Okay, you have to go. You have to get ready. People will be heading to the church soon.

I understand.

I wish I didn't but…I do. It's James. It's always been him, hasn't it?

Wait, don't ask her that. I think I'd rather not hear her say it. There's only so much punishment I can take, you know?

Still, I'm sure this previously undiscovered ability to withstand all of the pain and suffering someone can through at me will come in handy at some point in the future. So this hasn't been a total loss.

Let me help you with your coat there…wow.

Her skin is still incredibly soft.

I want to kiss her again.

I can't.

If I do, I don't know if I could let her leave.

And on top of everything else that's gone on here, I don't think I could cope with being arrested for abduction. That would really be the cherry on top of the icing on top of the cake…ooh, am getting hungry now.

Just say it already.

Lily, I don't want you to go. Stay with me. Love me.

I mean, what's the problem? It's not like it's in French or anything…

The problem is, she belongs to James. And I can't do that to him, I can't.

This is it. This is my last chance. Stop her, damn it!
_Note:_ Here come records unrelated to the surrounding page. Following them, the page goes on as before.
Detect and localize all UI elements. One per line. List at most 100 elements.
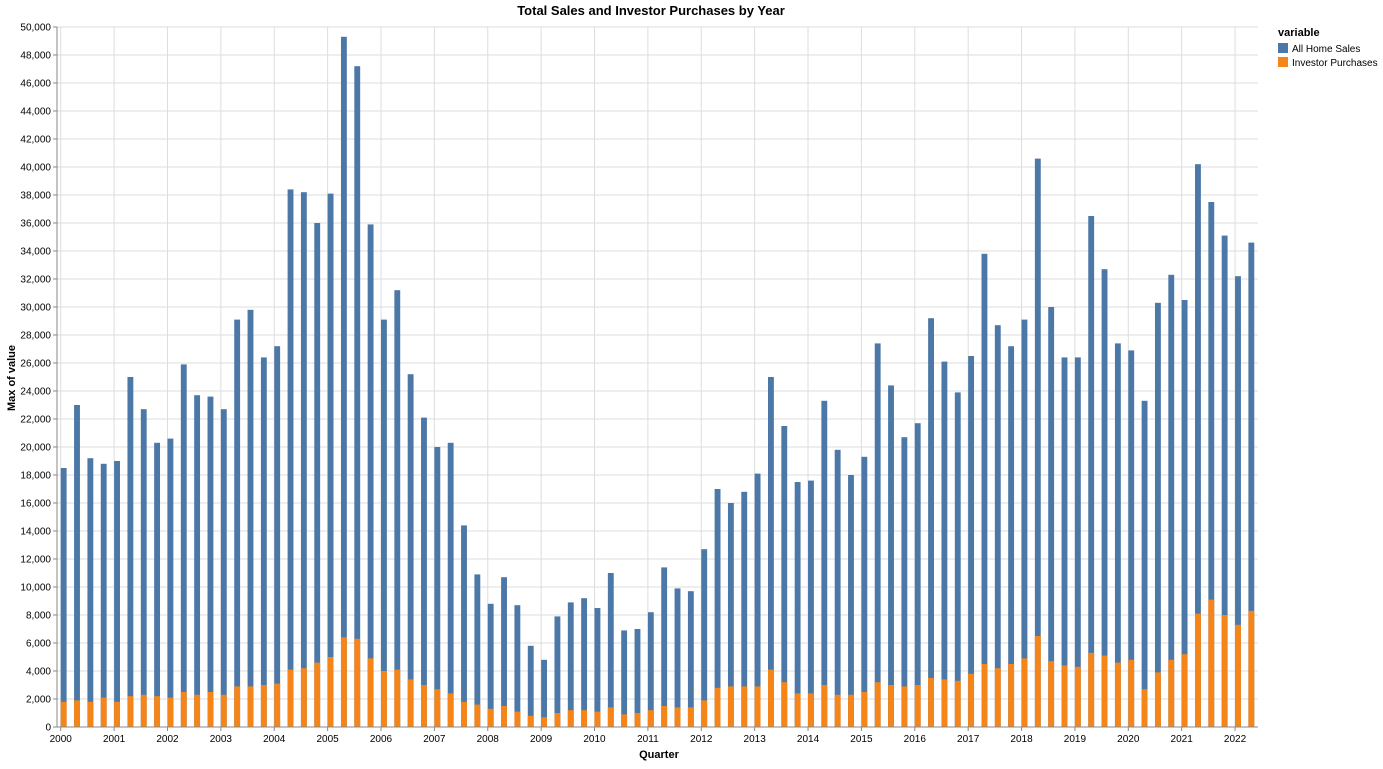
- series-all-home-sales: [60, 36, 1255, 728]
- bar-all-home-sales: [1168, 274, 1175, 727]
- bar-all-home-sales: [74, 405, 80, 727]
- bar-all-home-sales: [114, 461, 120, 727]
- y-tick-label: 46,000: [20, 79, 51, 90]
- bar-all-home-sales: [300, 192, 307, 727]
- bar-investor-purchases: [474, 704, 481, 727]
- bar-all-home-sales: [754, 473, 761, 727]
- bar-investor-purchases: [848, 694, 854, 727]
- bar-investor-purchases: [340, 637, 347, 727]
- bar-all-home-sales: [834, 449, 841, 727]
- bar-all-home-sales: [928, 318, 934, 727]
- y-tick-label: 40,000: [20, 163, 51, 174]
- bar-investor-purchases: [634, 713, 641, 727]
- bar-investor-purchases: [381, 671, 387, 727]
- bar-all-home-sales: [1181, 300, 1188, 727]
- bar-investor-purchases: [741, 686, 748, 727]
- bar-investor-purchases: [1048, 661, 1055, 727]
- bar-all-home-sales: [1235, 276, 1241, 727]
- x-tick-label: 2007: [423, 734, 446, 745]
- bar-all-home-sales: [287, 189, 294, 727]
- bar-all-home-sales: [381, 319, 387, 727]
- bar-investor-purchases: [154, 696, 161, 727]
- bar-investor-purchases: [234, 686, 241, 727]
- bar-all-home-sales: [180, 364, 187, 727]
- bar-investor-purchases: [87, 701, 94, 727]
- x-tick-label: 2018: [1010, 734, 1033, 745]
- bar-investor-purchases: [1128, 659, 1135, 727]
- bar-all-home-sales: [260, 357, 267, 727]
- bar-investor-purchases: [194, 694, 201, 727]
- bar-investor-purchases: [140, 694, 147, 727]
- bar-investor-purchases: [781, 682, 788, 727]
- bar-investor-purchases: [60, 701, 67, 727]
- bar-all-home-sales: [421, 417, 427, 727]
- bar-investor-purchases: [1248, 610, 1255, 727]
- x-tick-label: 2005: [317, 734, 340, 745]
- bar-all-home-sales: [541, 659, 548, 727]
- bar-all-home-sales: [981, 253, 988, 728]
- bar-investor-purchases: [914, 685, 921, 727]
- bar-investor-purchases: [1154, 672, 1161, 727]
- x-tick-label: 2010: [583, 734, 606, 745]
- bar-investor-purchases: [754, 686, 761, 727]
- y-tick-label: 6,000: [26, 639, 51, 650]
- bar-investor-purchases: [1021, 658, 1028, 727]
- bar-investor-purchases: [327, 657, 334, 727]
- y-tick-label: 22,000: [20, 415, 51, 426]
- bar-all-home-sales: [501, 577, 507, 727]
- bar-all-home-sales: [1101, 269, 1108, 727]
- bar-all-home-sales: [100, 463, 107, 727]
- bar-investor-purchases: [1168, 659, 1175, 727]
- bar-investor-purchases: [541, 717, 548, 727]
- bar-all-home-sales: [340, 36, 347, 728]
- y-tick-label: 32,000: [20, 275, 51, 286]
- y-tick-label: 50,000: [20, 23, 51, 34]
- bar-investor-purchases: [567, 710, 574, 727]
- y-tick-label: 2,000: [26, 695, 51, 706]
- bar-investor-purchases: [100, 697, 107, 727]
- bar-all-home-sales: [1021, 319, 1028, 727]
- y-tick-label: 14,000: [20, 527, 51, 538]
- bar-investor-purchases: [594, 711, 601, 727]
- bar-all-home-sales: [1128, 350, 1135, 727]
- bar-investor-purchases: [314, 662, 321, 727]
- bar-all-home-sales: [581, 598, 588, 727]
- y-tick-label: 16,000: [20, 499, 51, 510]
- bar-all-home-sales: [661, 567, 668, 727]
- bar-all-home-sales: [487, 603, 494, 727]
- y-tick-label: 44,000: [20, 107, 51, 118]
- bar-investor-purchases: [941, 679, 948, 727]
- legend-title: variable: [1278, 27, 1320, 39]
- legend-label-investor-purchases: Investor Purchases: [1292, 58, 1378, 69]
- bar-investor-purchases: [714, 687, 721, 727]
- y-tick-label: 24,000: [20, 387, 51, 398]
- bar-investor-purchases: [354, 638, 361, 727]
- x-tick-label: 2016: [904, 734, 927, 745]
- bar-all-home-sales: [794, 482, 801, 727]
- bar-all-home-sales: [1154, 302, 1161, 727]
- bar-all-home-sales: [274, 346, 281, 727]
- bar-investor-purchases: [127, 696, 134, 727]
- x-tick-label: 2020: [1117, 734, 1140, 745]
- bar-investor-purchases: [1221, 615, 1228, 727]
- x-tick-label: 2011: [637, 734, 659, 745]
- x-tick-label: 2013: [744, 734, 767, 745]
- bar-investor-purchases: [394, 669, 401, 727]
- x-axis-title: Quarter: [639, 749, 679, 761]
- bar-all-home-sales: [447, 442, 454, 727]
- y-tick-label: 48,000: [20, 51, 51, 62]
- bar-all-home-sales: [87, 458, 94, 727]
- legend-swatch-all-home-sales: [1278, 43, 1288, 53]
- bar-investor-purchases: [1101, 655, 1108, 727]
- bar-all-home-sales: [968, 356, 975, 727]
- bar-all-home-sales: [1088, 216, 1095, 727]
- bar-investor-purchases: [767, 669, 774, 727]
- bar-all-home-sales: [220, 409, 227, 727]
- bar-investor-purchases: [647, 710, 654, 727]
- bar-all-home-sales: [154, 442, 161, 727]
- y-tick-label: 8,000: [26, 611, 51, 622]
- bar-all-home-sales: [1248, 242, 1255, 727]
- bar-all-home-sales: [554, 616, 561, 727]
- bar-all-home-sales: [848, 475, 854, 727]
- bar-all-home-sales: [1195, 164, 1201, 727]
I want to…how I want to…but I can't!

So I'll wave like an idiot instead. Real smooth, Sirius.

She's gone.

Lily's left me.

That sounds weird – even in my twisted head. How can she leave me when she was never really with me in the first place?

Ugh, it's too early to think about that. Instead, will file that particular idea away for discussion when I finally get around to seeking psychiatric help. I have a feeling it will take a trained professional to unravel that one.

I miss her already. How pathetic is that?

Oh, God.

How can I watch her marry James today? How can I be happy for them?

How can I not be happy for them? They love each other so much.

It's not James' fault that I love her too.

My head hurts. And so does my heart.